Подобным взрывом страсти некогда пленил царевну Софью князь Василий Голицын, причем оба так никогда и не догадались, что то была страсть честолюбца и реформатора, вдруг узревшего кратчайший путь к осуществлению грандиозных замыслов. В то мгновение, когда князь Василий осознал, что это мясистое лицо с тяжелыми серыми глазами, эта бесформенная плоть и неожиданно маленькие красивые руки, эти увядшие волосы и густые шелковистые брови вольны дать ему все, чего захочет ненасытная жажда свершения, его пробила дрожь, сообщившаяся Софье и кинувшая их друг к другу навсегда. Никому не разъединить было нашедших одна другую в сумятице мироздания половинок единой сути. Князь все понимал про нее. Софья могла ему изменять с топорным и сильным Шакловитым, когда Голицына не было рядом, — князь Василий сам разбудил в ней чувственность, не подвластную воле; но мечталось ей в медвежьих объятиях стрелецкого вожа о худом узком теле Голицына, его пронзающем до сердца жаре, и когда он возвращался из походов, большого, размашистого Шакловитого будто шапкой-невидимкою накрывало — Софья его не замечала.

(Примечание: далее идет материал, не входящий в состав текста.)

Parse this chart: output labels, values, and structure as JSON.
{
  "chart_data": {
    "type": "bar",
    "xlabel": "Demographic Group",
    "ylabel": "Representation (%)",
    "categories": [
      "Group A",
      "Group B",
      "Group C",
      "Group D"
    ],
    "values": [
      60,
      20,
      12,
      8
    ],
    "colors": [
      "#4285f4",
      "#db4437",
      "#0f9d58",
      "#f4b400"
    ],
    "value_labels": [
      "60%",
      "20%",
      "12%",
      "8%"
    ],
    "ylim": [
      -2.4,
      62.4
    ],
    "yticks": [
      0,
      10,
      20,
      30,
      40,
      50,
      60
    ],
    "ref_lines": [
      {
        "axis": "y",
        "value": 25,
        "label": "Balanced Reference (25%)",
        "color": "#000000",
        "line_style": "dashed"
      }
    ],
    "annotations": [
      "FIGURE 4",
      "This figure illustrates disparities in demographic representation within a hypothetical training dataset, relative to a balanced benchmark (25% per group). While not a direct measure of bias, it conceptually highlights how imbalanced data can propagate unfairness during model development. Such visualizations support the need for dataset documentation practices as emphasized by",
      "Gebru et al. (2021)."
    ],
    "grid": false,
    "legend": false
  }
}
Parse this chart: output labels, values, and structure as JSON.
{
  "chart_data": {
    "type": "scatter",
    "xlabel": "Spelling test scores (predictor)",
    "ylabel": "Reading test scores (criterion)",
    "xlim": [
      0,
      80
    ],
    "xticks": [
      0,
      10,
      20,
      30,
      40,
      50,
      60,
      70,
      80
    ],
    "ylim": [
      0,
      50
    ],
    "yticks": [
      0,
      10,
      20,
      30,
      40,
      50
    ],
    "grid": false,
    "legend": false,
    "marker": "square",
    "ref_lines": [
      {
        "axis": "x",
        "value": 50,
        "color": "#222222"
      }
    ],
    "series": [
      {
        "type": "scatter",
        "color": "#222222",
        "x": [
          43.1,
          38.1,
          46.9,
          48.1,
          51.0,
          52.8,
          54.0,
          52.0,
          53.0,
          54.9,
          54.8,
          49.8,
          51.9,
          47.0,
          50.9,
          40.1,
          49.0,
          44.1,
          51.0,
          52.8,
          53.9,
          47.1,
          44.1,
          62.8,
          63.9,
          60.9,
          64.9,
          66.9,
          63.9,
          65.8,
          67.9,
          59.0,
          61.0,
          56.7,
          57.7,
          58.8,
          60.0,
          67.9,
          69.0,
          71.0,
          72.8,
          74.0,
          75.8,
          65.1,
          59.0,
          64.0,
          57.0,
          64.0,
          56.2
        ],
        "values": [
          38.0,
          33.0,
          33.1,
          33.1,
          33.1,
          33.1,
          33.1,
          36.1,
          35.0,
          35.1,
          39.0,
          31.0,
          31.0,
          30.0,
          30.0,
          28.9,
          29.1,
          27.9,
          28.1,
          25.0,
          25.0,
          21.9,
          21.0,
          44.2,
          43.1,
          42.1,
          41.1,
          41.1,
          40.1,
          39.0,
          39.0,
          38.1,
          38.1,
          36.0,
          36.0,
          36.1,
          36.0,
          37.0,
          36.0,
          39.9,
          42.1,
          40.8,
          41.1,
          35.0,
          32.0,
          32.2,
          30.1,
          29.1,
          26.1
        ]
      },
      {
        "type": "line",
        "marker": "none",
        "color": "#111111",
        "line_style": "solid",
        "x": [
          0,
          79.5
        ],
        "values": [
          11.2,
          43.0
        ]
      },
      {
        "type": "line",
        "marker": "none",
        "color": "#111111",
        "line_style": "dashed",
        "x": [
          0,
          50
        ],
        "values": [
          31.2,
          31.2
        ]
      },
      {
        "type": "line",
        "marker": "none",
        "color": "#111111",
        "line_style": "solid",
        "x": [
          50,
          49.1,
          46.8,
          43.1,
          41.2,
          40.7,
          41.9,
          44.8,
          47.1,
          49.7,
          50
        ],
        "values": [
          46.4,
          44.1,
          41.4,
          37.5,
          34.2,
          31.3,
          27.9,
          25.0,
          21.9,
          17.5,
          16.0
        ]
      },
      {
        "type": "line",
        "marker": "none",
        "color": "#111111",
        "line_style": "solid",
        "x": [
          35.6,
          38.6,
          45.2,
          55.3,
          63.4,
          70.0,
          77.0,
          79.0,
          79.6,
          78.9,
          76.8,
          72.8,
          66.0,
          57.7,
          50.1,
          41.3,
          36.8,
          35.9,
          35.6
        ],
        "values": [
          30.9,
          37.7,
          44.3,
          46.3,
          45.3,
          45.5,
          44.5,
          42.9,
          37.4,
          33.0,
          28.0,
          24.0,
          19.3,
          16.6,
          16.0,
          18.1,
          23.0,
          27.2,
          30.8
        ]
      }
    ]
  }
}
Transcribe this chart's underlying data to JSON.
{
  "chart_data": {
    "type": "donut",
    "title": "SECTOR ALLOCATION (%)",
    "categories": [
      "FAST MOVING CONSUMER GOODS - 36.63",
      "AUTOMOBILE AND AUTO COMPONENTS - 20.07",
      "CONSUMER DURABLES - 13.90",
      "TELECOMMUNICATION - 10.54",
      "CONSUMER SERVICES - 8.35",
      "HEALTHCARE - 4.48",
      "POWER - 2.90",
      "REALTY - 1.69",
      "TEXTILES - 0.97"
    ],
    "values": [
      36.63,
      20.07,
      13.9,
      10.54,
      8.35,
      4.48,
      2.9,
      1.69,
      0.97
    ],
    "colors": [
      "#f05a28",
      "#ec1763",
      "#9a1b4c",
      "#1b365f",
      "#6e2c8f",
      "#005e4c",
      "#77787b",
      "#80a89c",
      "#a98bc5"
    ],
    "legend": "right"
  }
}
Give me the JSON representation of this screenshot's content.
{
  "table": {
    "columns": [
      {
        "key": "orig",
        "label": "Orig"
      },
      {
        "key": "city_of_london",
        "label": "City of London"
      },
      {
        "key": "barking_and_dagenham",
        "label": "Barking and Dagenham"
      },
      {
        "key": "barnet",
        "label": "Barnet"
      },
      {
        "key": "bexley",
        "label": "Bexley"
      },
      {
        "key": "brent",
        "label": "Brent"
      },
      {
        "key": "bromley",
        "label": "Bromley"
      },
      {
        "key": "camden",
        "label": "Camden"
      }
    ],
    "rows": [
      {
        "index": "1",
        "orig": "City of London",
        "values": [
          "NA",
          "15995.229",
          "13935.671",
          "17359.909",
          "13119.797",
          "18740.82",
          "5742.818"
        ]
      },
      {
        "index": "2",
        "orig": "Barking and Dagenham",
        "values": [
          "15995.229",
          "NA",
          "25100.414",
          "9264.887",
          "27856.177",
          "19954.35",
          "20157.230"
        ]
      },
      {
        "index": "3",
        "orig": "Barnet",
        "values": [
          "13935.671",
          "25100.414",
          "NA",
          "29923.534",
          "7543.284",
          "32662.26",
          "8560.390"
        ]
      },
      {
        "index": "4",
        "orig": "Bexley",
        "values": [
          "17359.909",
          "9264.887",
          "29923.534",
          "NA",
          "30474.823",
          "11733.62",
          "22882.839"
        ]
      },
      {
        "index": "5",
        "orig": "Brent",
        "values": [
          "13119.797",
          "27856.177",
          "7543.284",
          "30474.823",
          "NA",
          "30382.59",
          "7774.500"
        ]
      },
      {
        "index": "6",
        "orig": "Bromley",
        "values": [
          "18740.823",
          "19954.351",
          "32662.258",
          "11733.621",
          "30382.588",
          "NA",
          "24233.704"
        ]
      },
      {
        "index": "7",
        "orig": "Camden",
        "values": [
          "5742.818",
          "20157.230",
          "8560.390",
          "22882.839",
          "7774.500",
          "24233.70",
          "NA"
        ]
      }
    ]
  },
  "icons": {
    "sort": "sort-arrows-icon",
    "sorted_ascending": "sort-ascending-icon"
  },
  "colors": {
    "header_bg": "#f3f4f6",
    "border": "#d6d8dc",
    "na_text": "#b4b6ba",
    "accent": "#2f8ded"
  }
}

Жгучая память об их первом соединении была так сильна в ней, что она не заметила, не почувствовала его остуди. Про себя самого князь Василий понимал куда меньше, чем про Софью; недостающей ему половинкой была вовсе не царевна, а его собственная жена.
Внук князя не подменял одного чувства другим, и его страсть была неподдельна и, как всякое сильное, искреннее, излучающееся из сердца чувство, не могла не затронуть молоденькой итальяночки. Голицын слова ей не сказал, лишний раз взглянуть боялся, а девушка знала, что важный русский барин без памяти влюблен.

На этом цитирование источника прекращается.